Well all I can say is sometimes you take a shot at a deal and it works out and some don't. So this is my story. I guy was advertising a 30 hp johnson with controls on craogslist so I make him a pitch for a trade. I go to his house to check out the motor. It has 140 psi in both cylinder and spark good spark. I hook up my battery and gas and try to start it gas in carb starter won't turn but slow. I get it to sputter and do the deal.. I bring it home pull the starter take it apart cleaned the rust and crud out and she turns like new. electric primer giving me heartach so I take it aprt clean it and find it was assebled wrong so now it works. Bring the boat to the lake and its spitting gas out the carb. Back to the house pull the carb pull the intake and wallah broken reed valve mo problem replace reed valve. Back to the lake fire her up and bammm 28 mph and tearin up the lake oh yea sweeet victory.. And its a long shaft so I had a transom elevator fabricated for 55 buck all aluminum.. less then 100.00 plus the trade and this 1985 30 hp is worth some bucks but she's a keeper. The moral of the story is this never give up if man made it it will break but if man made it man can fix it..There are tons of such motors out there that people don;t know how to deal with... grab some tools go online read and you can do it. Do you think these marine machanics can keep all that info in there heads nooooo they have to read and hit a book well i don't make 90.00 an hour and i have a hard time paying someone that and i learned how to read too. My spelling may leave much to be desired but hey the motor runs...


----------



## Gitzet (Aug 11, 2013)

=D> 

Good for you!


----------



## Skully (Aug 14, 2013)

I will get some picks up of the 30 hp as soon as I freshin it up with a little paint and some new decals but the boat screams fast. Now I can add some more shtuff to it and not worry about getting out of my own way, been thinking about a center console instead of the sit down side console I have now pics to follow....


----------



## BigTerp (Aug 15, 2013)

Good work!! Makes me optomistic about the 1994 50/35 Johnson jet my buddy and I are currently in the middle of rebuilding. Hoping to get to the point tonight or this weekend where we can start her for the first time!! [-o<


----------



## Skully (Aug 15, 2013)

Jet they kinda got me puzzeled never messed with one or actually seen one in person.. Please post some pics and info on your progress as you move foward I would think that the power head would be as all power heads but its in the lower unit were all the jet schtuff is...


----------



## BigTerp (Aug 16, 2013)

Theres a few pictures in my build thread. Nothing to detailed though.

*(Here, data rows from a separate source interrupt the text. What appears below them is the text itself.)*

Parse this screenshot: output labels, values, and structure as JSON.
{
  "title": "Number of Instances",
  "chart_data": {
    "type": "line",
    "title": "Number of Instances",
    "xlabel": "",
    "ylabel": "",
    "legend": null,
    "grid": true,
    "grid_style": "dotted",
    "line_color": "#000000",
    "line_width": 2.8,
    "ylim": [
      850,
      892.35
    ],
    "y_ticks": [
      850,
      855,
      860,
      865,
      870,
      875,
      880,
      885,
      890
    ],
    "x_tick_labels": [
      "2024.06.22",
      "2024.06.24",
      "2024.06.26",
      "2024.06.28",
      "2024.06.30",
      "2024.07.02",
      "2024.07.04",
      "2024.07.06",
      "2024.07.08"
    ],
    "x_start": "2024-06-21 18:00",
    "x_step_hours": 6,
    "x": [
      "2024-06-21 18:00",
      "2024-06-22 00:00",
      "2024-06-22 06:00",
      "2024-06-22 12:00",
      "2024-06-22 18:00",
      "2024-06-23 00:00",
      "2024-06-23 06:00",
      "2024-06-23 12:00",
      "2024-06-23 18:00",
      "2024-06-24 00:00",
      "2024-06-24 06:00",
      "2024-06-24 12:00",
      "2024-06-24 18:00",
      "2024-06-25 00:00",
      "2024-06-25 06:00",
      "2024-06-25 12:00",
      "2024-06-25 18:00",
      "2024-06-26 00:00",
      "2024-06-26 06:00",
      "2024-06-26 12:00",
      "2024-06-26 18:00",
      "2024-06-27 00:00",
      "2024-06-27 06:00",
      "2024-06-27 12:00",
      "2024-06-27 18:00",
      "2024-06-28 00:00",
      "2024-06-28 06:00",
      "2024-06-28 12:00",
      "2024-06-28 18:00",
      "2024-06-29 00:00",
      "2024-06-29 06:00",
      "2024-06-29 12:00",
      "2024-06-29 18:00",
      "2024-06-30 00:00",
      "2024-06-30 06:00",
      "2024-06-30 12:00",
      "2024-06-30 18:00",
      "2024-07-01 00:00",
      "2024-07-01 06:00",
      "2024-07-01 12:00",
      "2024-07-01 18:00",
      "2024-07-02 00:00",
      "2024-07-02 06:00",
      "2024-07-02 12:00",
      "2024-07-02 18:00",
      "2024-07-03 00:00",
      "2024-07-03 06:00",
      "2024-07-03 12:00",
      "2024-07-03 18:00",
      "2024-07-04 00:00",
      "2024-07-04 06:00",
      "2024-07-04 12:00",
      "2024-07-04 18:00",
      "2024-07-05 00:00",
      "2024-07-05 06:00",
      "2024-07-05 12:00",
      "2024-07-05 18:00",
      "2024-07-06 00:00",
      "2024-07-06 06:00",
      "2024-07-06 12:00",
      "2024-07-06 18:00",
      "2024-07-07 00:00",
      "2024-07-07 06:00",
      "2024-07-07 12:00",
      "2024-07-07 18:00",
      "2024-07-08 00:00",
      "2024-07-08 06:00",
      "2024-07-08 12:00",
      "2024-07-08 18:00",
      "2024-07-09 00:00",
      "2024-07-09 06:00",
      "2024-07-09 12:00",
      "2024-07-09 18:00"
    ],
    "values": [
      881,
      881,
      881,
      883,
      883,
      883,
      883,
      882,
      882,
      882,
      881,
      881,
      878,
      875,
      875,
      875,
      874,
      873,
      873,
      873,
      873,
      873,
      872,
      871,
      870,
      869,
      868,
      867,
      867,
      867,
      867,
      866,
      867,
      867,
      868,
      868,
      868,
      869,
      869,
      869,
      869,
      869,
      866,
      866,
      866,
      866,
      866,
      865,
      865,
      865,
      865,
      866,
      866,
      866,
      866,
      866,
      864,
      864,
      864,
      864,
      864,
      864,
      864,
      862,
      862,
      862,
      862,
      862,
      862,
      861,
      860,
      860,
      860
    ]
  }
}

It's exactly the same as a prop drive motor except for the lower end. The lower end is pretty simple and straight forward, IMO. Basically there are no gears. A impeller is driven directly by the drive shaft which pulls in water through the jet pump and shoots it out the back. Heres a pretty good explanation and diagram.

https://www.trouttandsons.com/Jet_Units/Jet_Units.html

I'm putting one on my boat because the portion of the river I run is very shallow. We do a lot of waterfowl hunting and most of our hunting holes are accessed through shallow areas.

My buddy and I got the motor to the point of starting last night. Turned it over a few times and the compression sounds awesome. Just need to get some new fuel lines and she'll be ready to start!!

Get some pics up of your boat/motor. I'm curious to see it!!


----------